Discurso del Sr. D. Rafael Azcona

En la gratísima obligación de agradecer a la Universidad Carlos III la concesión de esta Medalla, creo pertinente prescindir de la modestia a la hora de mostrar mi gratitud, no vaya a ser que se me aplique lo que Golda Mier le espetó a un empalagoso embajador: “No es usted tan importante como para hacer alardes de humildad.”

¿Embajador, yo? Sí. Porque tengo el barrunto de que el galardón no viene a distinguir y enaltecer a mi persona, sino a esa obra, más o menos literaria, llamada “guión de cine”: llevo medio siglo largo escribiéndolos, y si admitimos que la veteranía es un grado, no parece un desatino que sea yo el escogido para representar vicariamente a ese singular artefacto considerado –en teoría– piedra angular de las películas.

Digo en teoría, porque resulta que, demasiado a menudo, el guión, apenas salido de las manos del guionista, y aunque haya sido aprobado e incluso celebrado, comienza a suscitar desconfianzas: no es raro que los intérpretes traten de mejorar los diálogos con sus ocurrencias, o que el director planee, con la misma intención –y mayor temeridad– improvisar durante el rodaje, o que el productor, incluso sin haberlo leído –y en consecuencia, sin saber por qué– decida: “A este guión convendría darle una vuelta” . Nada que objetar, porque al fin y al cabo lo que todos pretenden con su concurso es que la película arrase en las taquillas.

Otra cosa es que al guión lo ninguneen hasta las señoras de la limpieza: yo mismo, haciendo antesala en el despacho de un productor, he visto a una de esas respetables profesionales dejar la fregona, echarle una ojeada a un guión que había sobre una mesa, y sentenciar hacia su colega: “Te voy a decir una cosa, Antonia: yo, a éste, le cambiaba el final.”

Un abuso de confianza, evidentemente. Pero no es de extrañar, si consideramos que habitualmente el guión se confunde con el argumento: así sucede cuando, saliendo del cine, un espectador con pujos de crítico le dice a su señora: “Está bien, pero el guión tiene un par de fallos”. Ese caballero no es consciente de que enjuicia la película y no el guión, o sea, habla de lo que ha visto en la impalpable proyección de la pantalla y no del mamotreto de ciento y pico páginas tamaño A4 escrito meses o años antes … La cabra del famoso chiste se expresaba con mayor propiedad cuando, después de comerse un guión, le confiaba a una amiga: “Me gustó más la novela.”
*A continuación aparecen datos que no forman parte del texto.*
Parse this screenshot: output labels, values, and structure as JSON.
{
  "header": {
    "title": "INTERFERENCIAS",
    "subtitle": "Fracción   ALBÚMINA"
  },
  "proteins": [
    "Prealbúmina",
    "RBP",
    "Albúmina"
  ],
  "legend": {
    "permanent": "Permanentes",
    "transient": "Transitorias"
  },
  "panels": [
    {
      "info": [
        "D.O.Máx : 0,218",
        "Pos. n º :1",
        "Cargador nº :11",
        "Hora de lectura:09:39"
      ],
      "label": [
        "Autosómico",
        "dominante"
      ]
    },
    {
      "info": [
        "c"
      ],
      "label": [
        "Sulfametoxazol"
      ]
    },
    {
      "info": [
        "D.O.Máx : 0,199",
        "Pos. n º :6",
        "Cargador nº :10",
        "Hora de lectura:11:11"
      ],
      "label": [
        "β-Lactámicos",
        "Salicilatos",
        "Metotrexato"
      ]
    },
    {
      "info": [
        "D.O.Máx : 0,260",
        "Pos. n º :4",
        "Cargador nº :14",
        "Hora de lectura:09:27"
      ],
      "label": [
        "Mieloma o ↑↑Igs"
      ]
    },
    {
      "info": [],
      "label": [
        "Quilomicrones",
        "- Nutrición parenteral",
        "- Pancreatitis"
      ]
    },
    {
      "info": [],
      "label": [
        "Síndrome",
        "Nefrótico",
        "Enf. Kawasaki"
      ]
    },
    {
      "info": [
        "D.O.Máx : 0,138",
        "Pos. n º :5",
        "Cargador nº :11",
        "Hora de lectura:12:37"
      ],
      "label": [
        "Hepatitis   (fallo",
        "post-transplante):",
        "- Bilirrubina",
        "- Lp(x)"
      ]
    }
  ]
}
¿Cabe preguntarse, entonces, por la verdadera entidad de eso que llamamos guión cinematográfico? Pues, no; podrían darnos las uvas perdidos en vanas disquisiciones. Mejor dejarlo como está, sobre todo ahora, tan contento, ufano y orgulloso con este espaldarazo de la Universidad.

De nuevo: en nombre del guión, sea lo que sea, y en el de este guionista, que es hombre agradecido, gracias, muchas gracias.